Shuzuk sei gepriesen! Wir hätten besser sehen sollen. Die kleine Gestalt, die auf einem der Wölfe ritt, war der Bartler Narbeek! Der Zwergen-Halbling hob die Hand zum Gruß und wir verlangsamten unsere Schritte, wendeten und gingen nunmehr unerschrocken auf die Verfolger zu. Lediglich mein Bruder Val`Kiisar konnte seine Nervenenden offensichtlich nicht gänzlich zähmen und versteckte sich zunächst noch.

Das Widersehen war eine große Freude. Narbeek lud uns in die Siedlung der Halborks ein, uns dabei versichernd, dass diese ein uns wohlgesonnenes Völkchen seien. Mit Fragen über Fragen überschütteten wir Narbeek, der leicht ersichtlich Mühe hatte, unseren Wissensdurst zu stillen. An den Feuern des Stammes der Wulk - so der Name des Halbork-Stammes, der rund 300 Clan-Mitglieder umfasste - stärkten wir uns fürstlich bei einem reichhaltigen Wildbret und feurigem Fusel. Narbeek erzählte uns dann, dass dieser verschroben und leicht degeneriert wirkende Stamm einst vor vielen Generationen auf diese Insel gekommen war, um eine mysteriöse Höhle zu bewachen. Die leicht verwachsenen Halborks wären der Vision ihres Clanoberhauptes gefolgt und hätten sich hier angesiedelt. Dieser Überlieferung nach sei die Höhle mächtigen Göttern geweiht und in den vielen Jahren des Verweilens hier, hätten die Wulk viele Abenteurer in das Dunkel des Stollens verschwinden sehen. Nie aber sei je ein Wesen wieder zurückgekehrt. Die Halborks müssten hier aber die Zeiten überdauern, bis die "Auserwählten" erschienen und aus dem Erdstollen wiederkehrten, sprach Narbeek. Man erwarte also von uns, in die finstere Höhle zu steigen und uns dieser Prüfung des Schicksals zu stellen. Der Tyn`Fehir Thal Rhasank und der She`Dan Kha`na Wa lächelten sich bei diesen Worten abenteuerlustig an, ich jedoch konnte unruhige Gedanken nicht unterdrücken.

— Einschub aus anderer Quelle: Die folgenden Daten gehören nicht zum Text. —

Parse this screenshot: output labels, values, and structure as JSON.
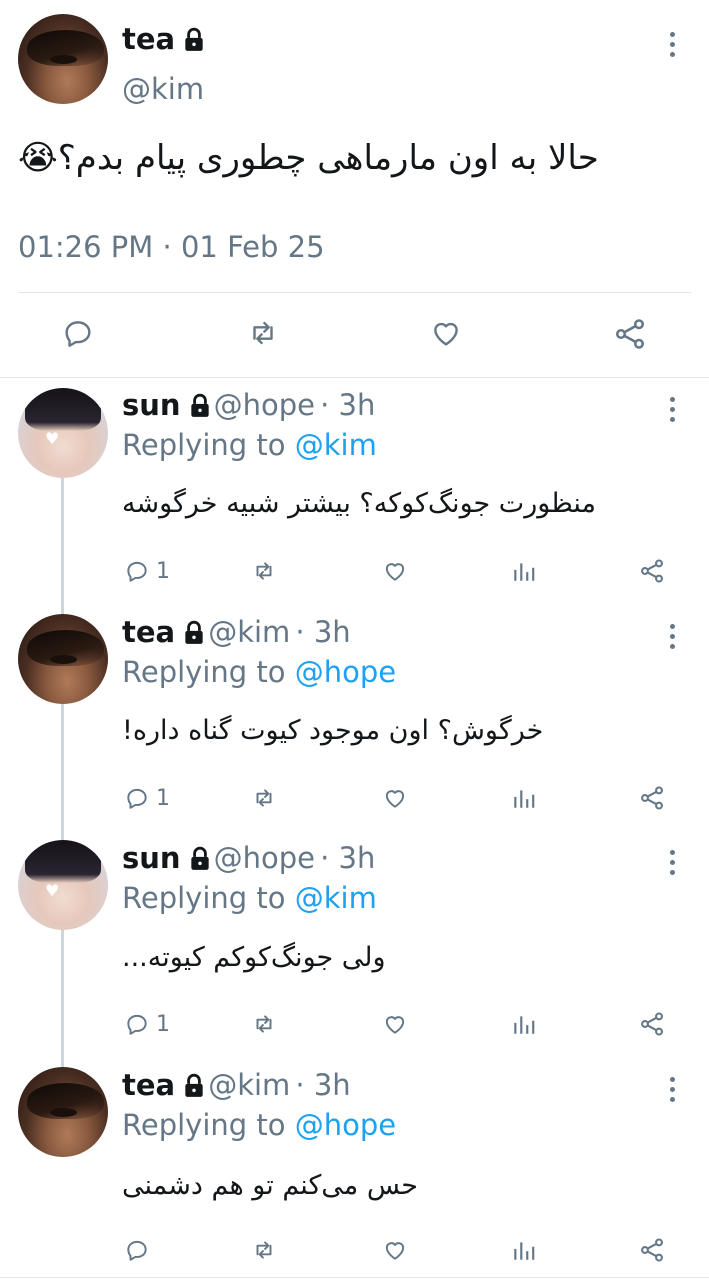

Natürlich erzählten wir Narbeek auch von den Ereignissen nach unserer Flucht und wie wir die Kellerkatakomben des Geisterbeschwörers Rohatt gefunden hatten. Narbeek erklärte uns, dass der König Waan, der dunkle Orkherrscher selbst ein Geisterbeschwörer sei und sich nach dem von uns gefundenen Buch "Die Begehung des Jenseits" verzehre. Neben dem Herrscher im Dunklen Zahn sei in diesem Zeitalter lediglich ein weiterer Geisterbeschwörer in der Lage, das seltsame Buch richtig zu verstehen. Dieser wohne weit im Süden, in den so genannten Glutsümpfen. Um diesen Punkt entspannte sich gleich wieder eine kleine Debatte, bei der Brüderchen darauf beharrte, dass wir diesem guten Mann das Buch dann wohl zu bringen hätten. Denn Narbeek mahnte, es dürfe dem Waan nie in die Hände fallen und wir mögen es eher vernichten, als dies zuzulassen. Val`Kiisar machte mich mit seinen Einlassungen zornig. "NIE!", dachte ich mir, werde ICH dieses Buch aus den Händen geben. Wer auch immer es begehre: ES sei mein allein.